Daarnaast is het belangrijk te weten dat de lichamelijkheid van de mensheid én de verschillende planetaire toestanden die uiteindelijk tot de Aardetoestand leidden, vier verschillende fasen van stoffelijke verdichting doormaken. Deze verdichting gebeurt achtereenvolgens via:
1. warmte-substantie,
2. lucht- en lichtsubstantie
3. waterachtige substantie en
4. minerale stoffelijkheid.
Op Oude-Saturnus neemt de schepping een aanvang in een nauwelijks 'stof' te noemen sfeer van geestelijke warmte. Op de Oude-Zon wordt daaraan het lucht- en lichtelement toegevoegd. Op de Oude-Maan het element van het waterachtige. En op Aarde tenslotte het vaste, minerale element, de fysieke aardse stoffelijkheid.

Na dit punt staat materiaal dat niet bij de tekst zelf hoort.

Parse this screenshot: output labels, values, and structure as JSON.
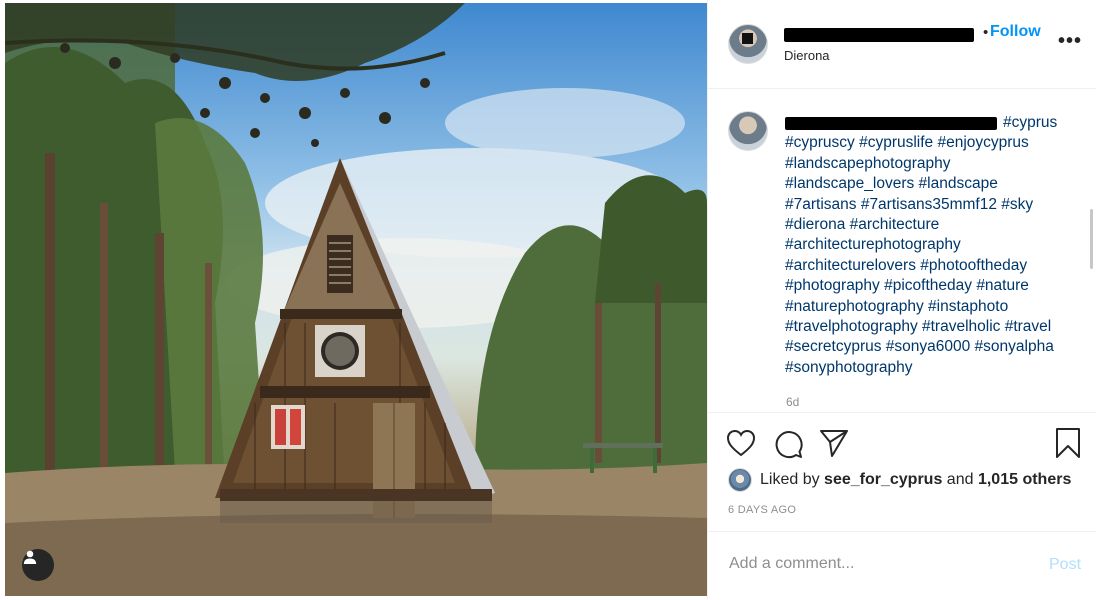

Deze ontwikkeling maakte dat wij tegenwoordige mensen op Aarde alle vier de elementen in ons dragen: de warmte van Saturnus in onze ziel en ons bloed (waardoor de basistemperatuur van ons lichaam van zichzelf uit constant tussen de 36,5 en 37 graden Celsius ligt), het luchtelement in de in- en uitademing van de longen, het waterelement in het bloed en de sappen van de verschillende organen, en het vaste, minerale element in de stevigheid van ons fysieke lichaam met zijn skelet en botten.
Nu over naar de toestand op Oude Saturnus.

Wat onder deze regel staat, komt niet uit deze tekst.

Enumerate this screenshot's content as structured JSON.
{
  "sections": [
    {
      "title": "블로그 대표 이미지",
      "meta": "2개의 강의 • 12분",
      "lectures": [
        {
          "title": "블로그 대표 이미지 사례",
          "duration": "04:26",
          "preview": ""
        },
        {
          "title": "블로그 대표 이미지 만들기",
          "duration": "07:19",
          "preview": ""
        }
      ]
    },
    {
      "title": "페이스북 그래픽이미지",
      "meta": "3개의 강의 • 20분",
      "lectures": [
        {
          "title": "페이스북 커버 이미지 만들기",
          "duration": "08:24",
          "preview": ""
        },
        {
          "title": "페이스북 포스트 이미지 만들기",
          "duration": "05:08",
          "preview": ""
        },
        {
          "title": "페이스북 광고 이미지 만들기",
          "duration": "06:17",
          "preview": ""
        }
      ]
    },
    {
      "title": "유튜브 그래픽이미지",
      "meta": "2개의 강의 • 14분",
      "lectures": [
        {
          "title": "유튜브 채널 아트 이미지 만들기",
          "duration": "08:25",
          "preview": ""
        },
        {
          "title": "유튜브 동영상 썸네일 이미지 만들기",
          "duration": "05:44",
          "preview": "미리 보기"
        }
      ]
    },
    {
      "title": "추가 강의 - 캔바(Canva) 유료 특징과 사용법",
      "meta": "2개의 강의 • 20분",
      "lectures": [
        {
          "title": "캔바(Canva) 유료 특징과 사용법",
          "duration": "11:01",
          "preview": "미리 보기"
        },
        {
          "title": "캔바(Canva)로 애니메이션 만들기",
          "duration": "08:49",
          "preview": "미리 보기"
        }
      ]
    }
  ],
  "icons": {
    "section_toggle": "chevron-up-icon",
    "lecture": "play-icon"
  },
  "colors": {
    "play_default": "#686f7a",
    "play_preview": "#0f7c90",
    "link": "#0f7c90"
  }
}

In zijn prachtige serie voordrachten getiteld 'Kosmische hiërarchieën' vertelt Rudolf Steiner hoe ooit binnen de goddelijke Triniteit het idee, de gedachte, ontstond voor een nieuw zonnestelsel
waarbinnen de mens een ontwikkelingsweg zou kunnen gaan. Om dat te realiseren gaven zij hun doelen en plannen door aan de hoogste hiërarchie van scheppende geestelijke wezens: de Serafijnen. De Cherubijnen pakten deze gedachten vanuit hun hoge wijsheid op en werkten ze uit zodat ze uitvoerbaar werden. De Tronen realiseerden dit alles doordat zij iets van hun wezen dat
geestelijke warmte en geestelijke vuurkracht bezit, lieten uitstromen in het heelal.
Tijdens dat werk zagen deze hoge wezens heel de toekomstige menselijke evolutie voor zich,
inclusief de bouw en ontwikkeling van het latere fysieke lichaam. Zij wisten dat in dat fysieke lichaam ooit, in de verre, verre toekomst een menselijk wezen, een menselijke geest, zou moeten incarneren en kunnen leven.

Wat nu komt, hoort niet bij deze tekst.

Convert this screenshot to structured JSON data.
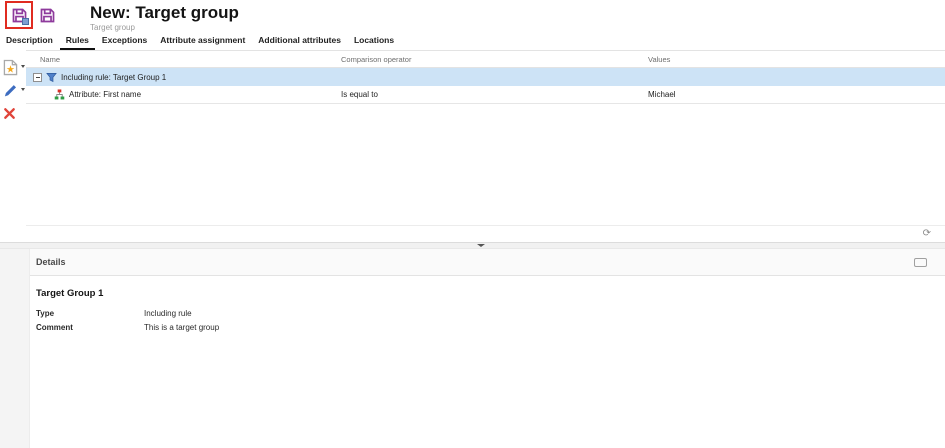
{
  "header": {
    "title": "New: Target group",
    "subtitle": "Target group"
  },
  "toolbar": {
    "buttons": [
      {
        "name": "save",
        "icon": "floppy-disk-icon",
        "highlighted": true
      },
      {
        "name": "save-variant",
        "icon": "floppy-disk-icon",
        "highlighted": false
      }
    ]
  },
  "tabs": [
    {
      "label": "Description",
      "active": false
    },
    {
      "label": "Rules",
      "active": true
    },
    {
      "label": "Exceptions",
      "active": false
    },
    {
      "label": "Attribute assignment",
      "active": false
    },
    {
      "label": "Additional attributes",
      "active": false
    },
    {
      "label": "Locations",
      "active": false
    }
  ],
  "side_toolbar": [
    {
      "name": "new",
      "icon": "new-document-icon",
      "has_dropdown": true
    },
    {
      "name": "edit",
      "icon": "pencil-icon",
      "has_dropdown": true
    },
    {
      "name": "delete",
      "icon": "red-x-icon",
      "has_dropdown": false
    }
  ],
  "table": {
    "columns": [
      "Name",
      "Comparison operator",
      "Values"
    ],
    "rows": [
      {
        "name": "Including rule: Target Group 1",
        "operator": "",
        "values": "",
        "icon": "rule-icon",
        "expanded": true,
        "selected": true,
        "indent": 0
      },
      {
        "name": "Attribute: First name",
        "operator": "Is equal to",
        "values": "Michael",
        "icon": "attribute-icon",
        "expanded": false,
        "selected": false,
        "indent": 1
      }
    ],
    "footer": {
      "refresh_glyph": "⟳"
    }
  },
  "details": {
    "header": "Details",
    "title": "Target Group 1",
    "fields": [
      {
        "label": "Type",
        "value": "Including rule"
      },
      {
        "label": "Comment",
        "value": "This is a target group"
      }
    ]
  },
  "colors": {
    "accent_purple": "#8e3a9c",
    "annotation_red": "#e02b20",
    "selected_row_blue": "#cde3f6",
    "edit_blue": "#3d6cc0",
    "delete_red": "#e0443a",
    "new_star_yellow": "#f5a81c",
    "attribute_green": "#2f9e44",
    "attribute_red": "#d93025"
  }
}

De gedachtebeelden die deze hoge hiërarchische wezens voor zich hadden kunnen we vergelijken met een schilder die zich vooraf een beeld vormt van het schilderij dat hij wil schilderen. Nog vóór hij het penseel ter hand neemt, ziet hij in gedachten voor zich wat hij wil gaan scheppen. Hetzelfde gebeurde in die oertijd de wezens uit de eerste hiërachie. Zij 'dachten' de schepping.
De uitstraling van het wezen van de Tronen leidde ertoe dat er in die sfeer van 'warmte' een soort 'warmtestof' ontstond. Deze warmtestof vormde in dit oerbegin het vóórstadium van de aardse toestand zoals wij die tegenwoordig kennen. Alles wat zich in de planetaire fasen na Saturnus ontwikkelde is uit die oertoestand van warmte voortgekomen.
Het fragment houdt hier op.